Bild: Entdecke das Tier in dir!
LEIPZIG taz | Silberne, enganliegende Anzüge, darüber eine schwarze Weste,
mit gerafften Schultern. Futuristisch, mit Glitzer geschminkt singen die
drei Tour-Guides zu lauten Synthesizer-Klängen: „I can hear it calling in
the air tonight“. Ihr Gesang steigert sich. Ihre zierlichen Körper
erscheinen größer, als sie sind.
Der Raum, dunkel, mittendrin Nebelschwaden. Die Guides springen auf
Reifenstapel und wieder runter, erheben sich über die Zuschauer, gehen auf
sie zu. Begleitet von der „Final Countdown“-Melodie aus den Achtzigern.
Sie heißen das Publikum willkommen: „Als das Abendland längst Nachtland
geworden / Und DAS MENSCH aus den großen Städten verschwunden war / Als die
Zukunft die Gegenwart berührte / Und die Gegenwart zu fiebern begann / Als
DAS NEUE TIER sein Antlitz unter neuen, fremden Sternen zeigte / Bauten die
Tiere der Zukunft einen großen Park, in dem DAS MENSCH von diesem Tag an
lebte / Und sie nannten diesen Ort: ZOOROPA“
„Das Mensch“ ist in einer fernen Zukunft fast ausgestorben. An seine Stelle
tritt das neue „Übertier“. Weil die Übertiere wissen wollen, wie „Das
Mensch“ früher gelebt hat, haben sie für die letzten ihrer Art ein Refugium
namens Zooropa gebaut. Jedes Übertier kommt im Leben einmal dorthin, um
über „Das Mensch“ zu lernen.
## Von einem Stück zum nächsten
„Zooropa“ ist eine Koproduktion des Lofft-Theaters und der
Performancegruppe friendly fire. Deren Kern besteht aus Melanie Albrecht
und Helena Wölfl, zwei der Guides, sowie Michael Wehren. Für ihr Stück
werden sie von Isabel Soares aus São Paulo unterstützt, auch sie ein Guide.
Die Übertiere werden von einem neunköpfigen Chor dargestellt.

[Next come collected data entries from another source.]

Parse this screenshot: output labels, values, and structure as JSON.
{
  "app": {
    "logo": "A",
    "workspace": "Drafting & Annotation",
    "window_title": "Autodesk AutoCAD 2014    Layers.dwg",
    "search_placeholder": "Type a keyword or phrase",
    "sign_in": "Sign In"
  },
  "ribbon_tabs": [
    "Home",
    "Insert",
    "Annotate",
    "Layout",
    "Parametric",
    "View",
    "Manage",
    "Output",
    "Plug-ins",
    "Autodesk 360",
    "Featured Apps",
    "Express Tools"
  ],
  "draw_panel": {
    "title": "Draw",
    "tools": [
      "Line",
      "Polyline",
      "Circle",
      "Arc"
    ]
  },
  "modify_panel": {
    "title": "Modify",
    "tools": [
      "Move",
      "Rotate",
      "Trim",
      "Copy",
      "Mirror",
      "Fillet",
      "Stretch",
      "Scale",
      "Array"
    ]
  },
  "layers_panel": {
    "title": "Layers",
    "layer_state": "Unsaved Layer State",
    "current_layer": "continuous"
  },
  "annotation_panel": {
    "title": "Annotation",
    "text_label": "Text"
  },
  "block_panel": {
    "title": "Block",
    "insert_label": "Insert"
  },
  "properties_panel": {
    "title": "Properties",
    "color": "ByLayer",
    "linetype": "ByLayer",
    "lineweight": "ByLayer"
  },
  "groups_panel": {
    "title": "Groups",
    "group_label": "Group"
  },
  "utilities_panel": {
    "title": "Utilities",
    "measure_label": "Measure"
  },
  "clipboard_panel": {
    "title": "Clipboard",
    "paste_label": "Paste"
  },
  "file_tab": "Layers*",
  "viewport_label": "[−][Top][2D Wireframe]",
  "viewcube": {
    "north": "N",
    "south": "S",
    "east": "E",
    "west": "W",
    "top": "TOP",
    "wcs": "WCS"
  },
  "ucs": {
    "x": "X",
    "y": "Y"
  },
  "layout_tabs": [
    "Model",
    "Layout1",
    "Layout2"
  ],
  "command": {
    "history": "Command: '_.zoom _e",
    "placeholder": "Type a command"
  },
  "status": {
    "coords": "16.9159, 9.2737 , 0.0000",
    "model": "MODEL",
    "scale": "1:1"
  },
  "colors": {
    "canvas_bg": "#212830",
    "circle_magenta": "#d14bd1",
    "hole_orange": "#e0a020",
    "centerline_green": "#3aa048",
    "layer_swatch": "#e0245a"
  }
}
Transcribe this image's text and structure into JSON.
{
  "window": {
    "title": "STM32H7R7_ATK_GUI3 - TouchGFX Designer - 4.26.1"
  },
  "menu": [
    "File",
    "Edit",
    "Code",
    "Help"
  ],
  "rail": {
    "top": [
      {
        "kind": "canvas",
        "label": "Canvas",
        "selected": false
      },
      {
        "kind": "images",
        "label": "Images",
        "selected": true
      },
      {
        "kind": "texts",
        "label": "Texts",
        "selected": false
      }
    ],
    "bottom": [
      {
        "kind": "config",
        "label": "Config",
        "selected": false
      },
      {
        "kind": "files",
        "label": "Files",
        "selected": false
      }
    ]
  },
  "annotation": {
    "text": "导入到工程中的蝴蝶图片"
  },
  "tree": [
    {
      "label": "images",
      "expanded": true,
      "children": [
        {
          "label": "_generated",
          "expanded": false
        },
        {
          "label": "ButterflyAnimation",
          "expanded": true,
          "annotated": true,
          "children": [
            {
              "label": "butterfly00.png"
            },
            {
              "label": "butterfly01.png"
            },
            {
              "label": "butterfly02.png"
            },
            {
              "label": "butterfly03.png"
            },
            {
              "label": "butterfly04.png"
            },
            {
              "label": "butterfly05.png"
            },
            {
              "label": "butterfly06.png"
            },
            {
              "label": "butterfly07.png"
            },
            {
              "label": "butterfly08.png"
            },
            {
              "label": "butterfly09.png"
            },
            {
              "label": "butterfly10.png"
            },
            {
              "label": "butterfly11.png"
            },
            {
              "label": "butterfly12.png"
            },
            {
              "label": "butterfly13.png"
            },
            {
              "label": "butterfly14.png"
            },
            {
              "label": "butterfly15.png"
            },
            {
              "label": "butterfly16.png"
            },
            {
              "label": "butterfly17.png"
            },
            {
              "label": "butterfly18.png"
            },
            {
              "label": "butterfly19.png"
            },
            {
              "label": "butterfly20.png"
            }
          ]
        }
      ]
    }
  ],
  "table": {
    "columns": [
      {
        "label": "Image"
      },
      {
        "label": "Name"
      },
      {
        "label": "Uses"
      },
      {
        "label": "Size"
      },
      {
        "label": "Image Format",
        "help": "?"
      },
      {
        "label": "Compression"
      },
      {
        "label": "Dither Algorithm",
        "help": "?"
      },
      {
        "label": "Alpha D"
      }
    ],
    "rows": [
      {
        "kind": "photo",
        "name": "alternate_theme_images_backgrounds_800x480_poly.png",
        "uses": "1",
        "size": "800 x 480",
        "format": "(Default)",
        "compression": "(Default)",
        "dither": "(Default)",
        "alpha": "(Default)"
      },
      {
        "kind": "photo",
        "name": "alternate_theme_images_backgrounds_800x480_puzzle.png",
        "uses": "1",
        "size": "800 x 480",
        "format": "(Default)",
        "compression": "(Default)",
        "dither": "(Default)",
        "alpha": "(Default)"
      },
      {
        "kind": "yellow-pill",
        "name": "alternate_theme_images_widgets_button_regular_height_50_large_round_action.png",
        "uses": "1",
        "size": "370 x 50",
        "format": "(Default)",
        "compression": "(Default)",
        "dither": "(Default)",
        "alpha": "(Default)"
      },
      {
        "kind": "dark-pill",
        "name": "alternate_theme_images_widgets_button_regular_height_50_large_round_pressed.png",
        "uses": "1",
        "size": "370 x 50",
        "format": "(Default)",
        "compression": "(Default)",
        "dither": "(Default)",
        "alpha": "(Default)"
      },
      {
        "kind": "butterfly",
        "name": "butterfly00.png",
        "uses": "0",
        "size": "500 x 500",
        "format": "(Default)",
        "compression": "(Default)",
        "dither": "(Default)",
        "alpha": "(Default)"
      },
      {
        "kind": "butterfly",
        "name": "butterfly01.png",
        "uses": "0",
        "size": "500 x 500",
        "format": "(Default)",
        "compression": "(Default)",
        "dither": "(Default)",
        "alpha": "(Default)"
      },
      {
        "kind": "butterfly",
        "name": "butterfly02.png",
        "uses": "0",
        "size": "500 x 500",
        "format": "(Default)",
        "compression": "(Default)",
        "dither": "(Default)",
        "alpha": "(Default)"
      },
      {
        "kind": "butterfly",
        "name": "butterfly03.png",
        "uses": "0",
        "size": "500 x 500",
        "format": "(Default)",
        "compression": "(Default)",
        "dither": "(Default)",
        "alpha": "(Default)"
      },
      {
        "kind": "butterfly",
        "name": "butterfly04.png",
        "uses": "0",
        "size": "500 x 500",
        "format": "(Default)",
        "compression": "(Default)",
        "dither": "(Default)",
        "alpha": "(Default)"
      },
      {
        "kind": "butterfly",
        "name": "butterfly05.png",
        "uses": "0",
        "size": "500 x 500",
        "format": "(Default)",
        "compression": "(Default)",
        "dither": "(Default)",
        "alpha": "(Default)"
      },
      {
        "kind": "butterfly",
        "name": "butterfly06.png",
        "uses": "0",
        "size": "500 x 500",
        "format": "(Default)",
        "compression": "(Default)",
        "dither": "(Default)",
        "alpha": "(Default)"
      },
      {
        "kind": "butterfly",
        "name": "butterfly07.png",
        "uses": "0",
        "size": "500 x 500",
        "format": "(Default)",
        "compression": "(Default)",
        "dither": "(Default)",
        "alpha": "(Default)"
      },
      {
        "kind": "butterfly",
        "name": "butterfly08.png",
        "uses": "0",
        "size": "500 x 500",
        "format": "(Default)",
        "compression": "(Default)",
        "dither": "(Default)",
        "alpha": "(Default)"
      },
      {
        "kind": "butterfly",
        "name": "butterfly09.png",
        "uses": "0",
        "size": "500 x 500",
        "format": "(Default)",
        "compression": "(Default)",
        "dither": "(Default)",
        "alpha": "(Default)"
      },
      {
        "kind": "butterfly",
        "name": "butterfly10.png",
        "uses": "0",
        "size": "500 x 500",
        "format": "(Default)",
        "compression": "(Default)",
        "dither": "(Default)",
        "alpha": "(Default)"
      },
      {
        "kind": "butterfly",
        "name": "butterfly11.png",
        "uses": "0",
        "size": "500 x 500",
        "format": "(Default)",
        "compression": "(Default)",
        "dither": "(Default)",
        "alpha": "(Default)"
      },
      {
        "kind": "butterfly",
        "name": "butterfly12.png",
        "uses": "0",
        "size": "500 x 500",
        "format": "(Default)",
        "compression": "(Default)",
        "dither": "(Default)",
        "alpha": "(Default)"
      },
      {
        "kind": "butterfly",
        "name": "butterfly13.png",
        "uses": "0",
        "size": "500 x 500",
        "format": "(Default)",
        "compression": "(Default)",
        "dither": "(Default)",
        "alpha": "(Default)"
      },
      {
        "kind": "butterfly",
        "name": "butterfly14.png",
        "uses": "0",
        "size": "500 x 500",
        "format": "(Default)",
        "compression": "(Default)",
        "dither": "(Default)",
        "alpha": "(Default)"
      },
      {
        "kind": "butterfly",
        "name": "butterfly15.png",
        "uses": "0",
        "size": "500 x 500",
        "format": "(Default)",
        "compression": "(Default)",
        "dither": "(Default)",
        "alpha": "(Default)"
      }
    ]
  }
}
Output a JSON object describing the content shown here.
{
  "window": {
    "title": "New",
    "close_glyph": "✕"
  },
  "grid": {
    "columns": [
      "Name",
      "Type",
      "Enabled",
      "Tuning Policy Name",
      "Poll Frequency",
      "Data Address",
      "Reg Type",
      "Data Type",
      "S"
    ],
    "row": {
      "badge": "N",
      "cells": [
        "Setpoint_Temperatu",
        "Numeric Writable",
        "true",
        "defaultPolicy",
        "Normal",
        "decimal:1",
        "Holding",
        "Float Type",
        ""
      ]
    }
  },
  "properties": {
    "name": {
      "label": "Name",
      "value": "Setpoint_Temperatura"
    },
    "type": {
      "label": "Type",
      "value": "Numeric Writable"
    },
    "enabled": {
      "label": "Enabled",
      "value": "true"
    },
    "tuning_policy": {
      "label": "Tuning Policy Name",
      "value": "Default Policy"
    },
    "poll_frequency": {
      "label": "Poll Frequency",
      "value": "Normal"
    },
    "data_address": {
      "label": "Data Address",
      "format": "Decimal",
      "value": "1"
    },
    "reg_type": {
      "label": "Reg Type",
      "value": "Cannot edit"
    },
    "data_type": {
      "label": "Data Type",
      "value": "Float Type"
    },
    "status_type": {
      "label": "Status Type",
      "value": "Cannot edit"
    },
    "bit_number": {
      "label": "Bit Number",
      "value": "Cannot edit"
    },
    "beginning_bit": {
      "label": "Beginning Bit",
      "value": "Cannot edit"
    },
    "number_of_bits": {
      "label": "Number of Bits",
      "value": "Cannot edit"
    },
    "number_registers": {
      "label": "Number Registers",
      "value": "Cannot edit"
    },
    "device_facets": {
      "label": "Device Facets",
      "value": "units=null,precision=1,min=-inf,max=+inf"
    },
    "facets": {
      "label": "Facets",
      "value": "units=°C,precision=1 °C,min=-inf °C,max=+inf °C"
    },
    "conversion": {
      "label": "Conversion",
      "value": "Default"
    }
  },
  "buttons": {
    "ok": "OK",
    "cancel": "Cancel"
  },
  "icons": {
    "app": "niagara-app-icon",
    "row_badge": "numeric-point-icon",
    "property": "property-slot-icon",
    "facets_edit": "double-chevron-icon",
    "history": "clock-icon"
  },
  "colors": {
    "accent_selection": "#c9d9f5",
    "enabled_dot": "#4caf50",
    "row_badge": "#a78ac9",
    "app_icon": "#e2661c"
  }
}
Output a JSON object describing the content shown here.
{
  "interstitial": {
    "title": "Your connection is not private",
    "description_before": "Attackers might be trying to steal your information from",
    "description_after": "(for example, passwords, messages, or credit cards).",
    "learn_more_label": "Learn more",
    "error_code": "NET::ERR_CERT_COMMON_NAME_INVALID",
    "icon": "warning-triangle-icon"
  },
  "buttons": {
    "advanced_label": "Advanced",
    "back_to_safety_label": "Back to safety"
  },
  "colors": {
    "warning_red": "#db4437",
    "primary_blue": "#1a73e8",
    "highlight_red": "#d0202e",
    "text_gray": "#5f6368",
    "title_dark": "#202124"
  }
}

Es ist nicht die erste Zusammenarbeit zwischen dem Lofft und „friendly
fire“. Gemeinsam haben sie schon die Produktion „Secret Secrets of the
Beehive“ realisiert, in der die deutsch-brasilianische Geschichte des 20.
und 21. Jahrhunderts thematisiert wurde. Nachbarschaften der
brasilianischen Mittelschicht – Häuser, die durch große Zäune umfriedet
waren – haben die Macher_innen auch zu Zooropa inspiriert.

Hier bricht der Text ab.